Above photo taken on the Murfreesboro, Tennessee Square
Monday Total Eclipse Facts (8/21/2017):
- Oregon to South Carolina is where the Total Eclipse hit today and most Americans were within a day's drive to the path of totality.
- A solar eclipse is a lineup of the Sun, the Moon, and Earth.
- If you were in an area that was outside of the slice that saw the total eclipse, you at least saw a partial eclipse. In fact, everyone in the continental U.S. should have at least seen a partial eclipse.
- If you were slightly south of Carbondale, Illinois, in Giant City State Park, then you saw the total eclipse for a whopping 2 minutes and 40.2 seconds, the longest time frame in America.

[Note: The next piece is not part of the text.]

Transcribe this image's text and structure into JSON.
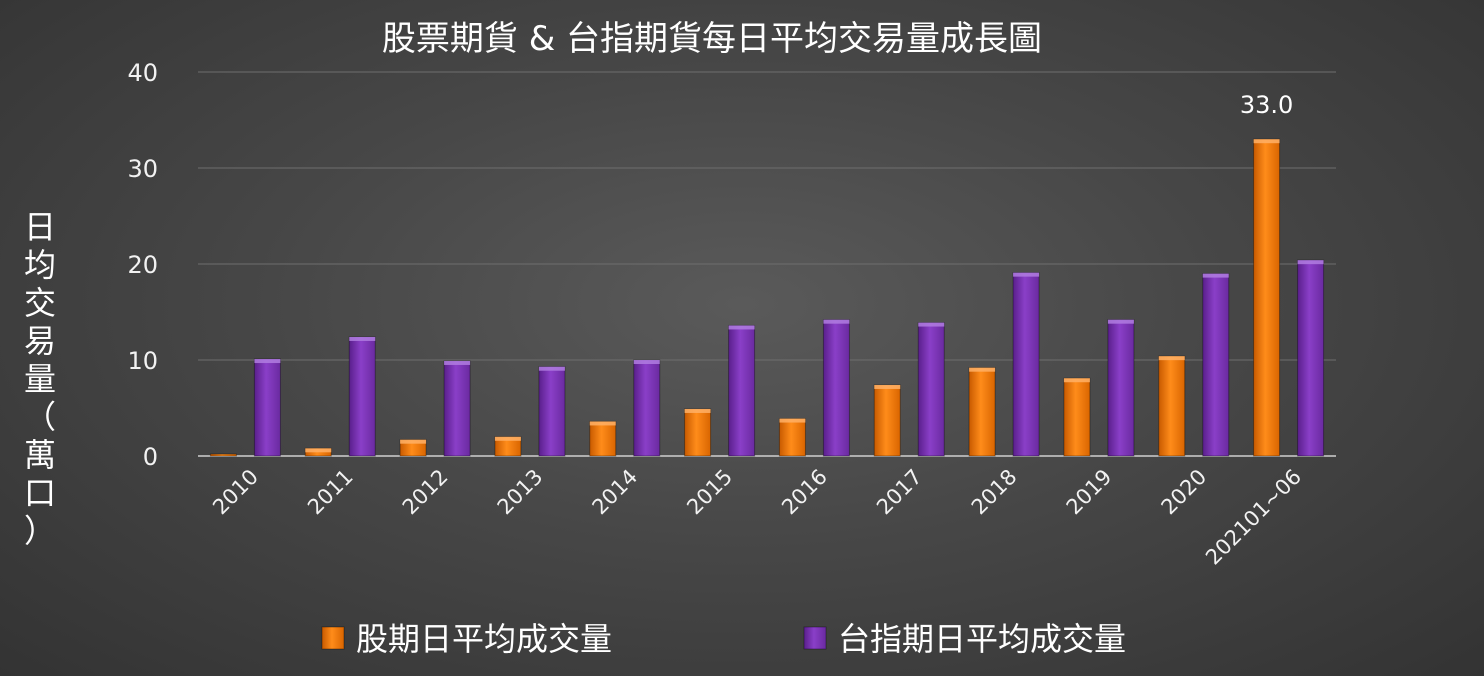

- The sun is 400 times larger than that of the Moon.
- Solar retinopathy can be caused by staring at the sun (regardless of its phase), but few people can stand to look directly at our nearest star for very long without pain.|
- Isaac Newton tried looking at the sun in a mirror, essentially blinding himself for three days and experiencing afterimages for months.
- A total solar eclipse occurred on June 17, 1909. The path of totality crossed the Arctic ocean, Canada, Greenland, central Russia, and central Asia.
- The last partial eclipse visible in Tennessee took place on October 23, 2014.
- The average width for the path of totality in Tennessee is 71.5 miles across.
- Before 2017, the last total eclipse visible in Nashville and Murfreesboro was on July 29, 1478. However, there were annular eclipses at sunrise on Dec. 25, 1628, and Oct. 19, 1865.
- As for the time everyone spent outside watching the sun on Monday, American businesses lost nearly $700 million in productivity, according to an estimate by outplacement company Challenger, Gray & Christmas.